Una speranza per i soggetti “non responder” alla vaccinazione, ovvero che hanno una risposta anticorpale bassa. L’esperienza può insegnare?

«Anche durante la campagna vaccinale contro l’epatite B effettuata sugli operatori sanitari ci sono stati casi di soggetti non-responder, cioè che sviluppavano titoli molto bassi di anticorpi a seguito del vaccino – osserva Mazzella -. Si è però poi visto, col tempo, che anche in questi soggetti permaneva una memoria immunitaria che li proteggeva dal contrarre la malattia. Potrebbe accadere lo stesso anche con i vaccini anti-Covid, in quel 5% di soggetti non-responder? Non possiamo saperlo – dice – ci troviamo davanti a un virus con caratteristiche completamente diverse e siamo all’inizio della campagna. I dati in nostro possesso non ci consentono di sbilanciarci. Anche perché bisogna ancora fare chiarezza sui soggetti che hanno una reinfezione dopo aver sviluppato la malattia e sul ruolo protettivo degli anticorpi anti Covid-19».

L’obiettivo da raggiungere: l’azzeramento dei tamponi positivi o la riduzione della sintomatologia?

«La partita non è solo contro il virus ma contro il tempo, e si gioca su un fronte globale – prosegue la biologa -.  Gli sforzi profusi nella campagna vaccinale dovranno essere convergenti per riuscire a immunizzare nel più breve tempo possibile l’intera popolazione mondiale.
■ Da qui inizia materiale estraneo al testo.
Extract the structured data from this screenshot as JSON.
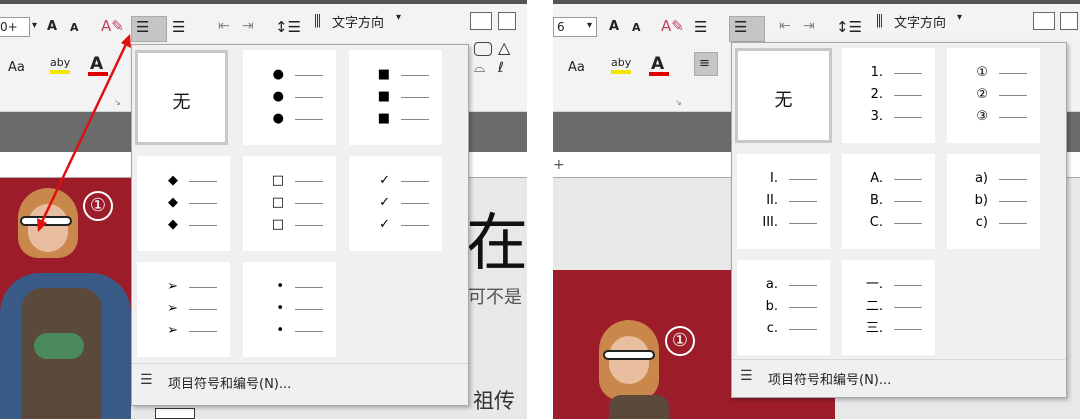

Quello a cui dobbiamo tendere, come risultato ragionevolmente perseguibile, è la riduzione della circolazione del virus conseguente a un livello di immunità raggiunto. Paradossalmente – conclude –  il fatto che questo virus non abbia una letalità altissima fa sì che possa circolare con molta più facilità. Perché l’ospite (il soggetto) che resta asintomatico o paucisintomatico può trasmettere comunque l’infezione».